Non lo so perchè sto scrivendo, sarà che non so con chi parlare, sarà che nessuno mi capisce, sarà che vivo nell'indecisione più totale da ormai più di un anno. E' stato proprio nel maggio scorso che ci siamo conosciuti; devo tutto alla mia migliore amica, Silvia, che con i suoi capelli scuri e gli occhi da cerbiatta ha fatto colpo su uno dei ragazzi più noti della zona.
C’ERA UNA VOLTA
Sembrava una serata come tante, pizza a portar via e cinemino tranquillo, ma, finito il film, tra i rumori delle auto e le chiacchiere della gente... "A MORA ME LO STAI A LASCIA' RNUMMERO?" Stavolta non c'erano i soliti sfigati camuffati da coatti a fare complimenti, ma alcuni dei ragazzi della DNA “DO ‘NNAMO ACOMANNAMO” -.- Facendo finta di niente abbiamo continuato per la nostra strada sapendo che, come tutti i DNA, anche quei bellocci erano tipi da sesso droga e rock ‘n’roll. Mostrarci indifferenti non è bastato a farli arrendere, al contrario, si sono avvicinati facendo battute piuttosto divertenti. E’ stato forse per questo motivo che abbiamo iniziato a chiacchierare, non spendo che quella serata sarebbe stata la prima di una lunga serie: purtroppo per me.
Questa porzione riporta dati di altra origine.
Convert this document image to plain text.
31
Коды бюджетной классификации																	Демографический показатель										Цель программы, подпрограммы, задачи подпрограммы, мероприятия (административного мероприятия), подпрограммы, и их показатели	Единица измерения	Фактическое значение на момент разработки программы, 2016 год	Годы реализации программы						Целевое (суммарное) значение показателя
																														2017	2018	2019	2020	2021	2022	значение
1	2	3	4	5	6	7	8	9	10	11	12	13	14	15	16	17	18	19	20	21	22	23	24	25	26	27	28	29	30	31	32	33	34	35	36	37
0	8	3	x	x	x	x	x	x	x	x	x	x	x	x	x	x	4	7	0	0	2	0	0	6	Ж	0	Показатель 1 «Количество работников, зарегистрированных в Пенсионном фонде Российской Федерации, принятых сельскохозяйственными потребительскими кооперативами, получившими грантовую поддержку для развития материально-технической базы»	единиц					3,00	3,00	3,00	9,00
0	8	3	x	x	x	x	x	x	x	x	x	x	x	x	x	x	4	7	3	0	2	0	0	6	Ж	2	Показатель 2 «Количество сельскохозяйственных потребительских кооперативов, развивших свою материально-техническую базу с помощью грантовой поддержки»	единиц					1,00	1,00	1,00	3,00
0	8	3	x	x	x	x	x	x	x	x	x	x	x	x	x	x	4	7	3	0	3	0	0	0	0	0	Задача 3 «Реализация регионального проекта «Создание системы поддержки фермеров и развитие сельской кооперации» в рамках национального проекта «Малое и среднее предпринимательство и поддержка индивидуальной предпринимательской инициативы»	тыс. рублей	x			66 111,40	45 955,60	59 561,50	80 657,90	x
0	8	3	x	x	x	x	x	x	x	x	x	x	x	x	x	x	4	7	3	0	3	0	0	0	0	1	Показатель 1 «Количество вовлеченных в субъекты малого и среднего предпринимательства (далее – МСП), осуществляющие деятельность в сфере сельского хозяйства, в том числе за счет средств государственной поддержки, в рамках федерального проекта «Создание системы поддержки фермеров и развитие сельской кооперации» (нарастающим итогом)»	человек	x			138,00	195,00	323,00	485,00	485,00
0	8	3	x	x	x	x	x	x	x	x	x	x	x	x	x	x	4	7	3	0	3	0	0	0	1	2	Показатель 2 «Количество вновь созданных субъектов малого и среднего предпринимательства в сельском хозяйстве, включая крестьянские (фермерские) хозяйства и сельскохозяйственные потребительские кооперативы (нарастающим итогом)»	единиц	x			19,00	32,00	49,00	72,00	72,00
Mentre Silvia aveva trovato l’amore della sua vita tra quella gentaglia, io mi sentivo fuori luogo e preferivo trascorrere il mio tempo con le POCHE ragazze “serie” del gruppo. Erano simili a me, razionale e riflessiva, che prova ad attribuire il giusto valore ad ogni cosa. Non avevo intenzione di integrarmi nel gruppo..dimmi con chi vai e ti dirò chi sei...e io non sapevo più chi era Silvia. La vedevo ridere e scherzare e non indignarsi di fronte al fumo, alle canne, alle risse, all’alcool..alla droga. Noi, che abbiamo sempre vissuto tra la vera gente, come mi ricorda spesso mio padre, quella coi soldi, con una bella villa, la casa al mare per i fine settimana e macchine da fare invidia. Noi, che invece di studiare facevamo shopping e vagavamo senza meta con la sua mini-car. Noi, che piacciamo e sappiamo di piacere, ma che ci eravamo sempre limitate ai baci innocenti. Vederla diversa mi faceva male, e la paura di poter cambiare come lei lo faceva ancora di più. Nonostante la distanza tra noi diventasse sempre più pesante continuavo a seguirla, quasi a voler vegliare su di lei, da lontano, ma farlo.
IL PRINCIPE
Una sera me ne stavo seduta sul solito muretto in compagnia di Sara, a chiacchierare del più e del meno e a ridere di Vanessa, la capobanda delle “sveglione”..intendiamoci..Tra una parola e l’altra è apparso lui, ubriaco fradicio, lui e il solito amico. Non mi era mai stato simpatico quello lì, ogni giorno con una diversa e come unica ragione di vita le moto e tante canne. Aveva il mondo in mano, forse perché qualcuno glielo aveva servito sul piatto d’argento. O eri con lui o eri contro di lui, ed è inutile dire che nessuno voleva averlo contro. Tipo poco tranquillo insomma. Restava il fatto che era bello come il sole. Rideva senza motivo quella sera, non l’avevo mai visto ridere, magari sorridere leggermente, ma non ridere. Si era avvicinato ciondolando e aveva detto. “Piccole’ ma ngiretto co me no?.E’ gratis ma de sicuro te faccio divertì!” e ancora “Sei popo n’angioletto piske’..Dentro e fori vedo..Ma nsomma dio esiste? E la befana?”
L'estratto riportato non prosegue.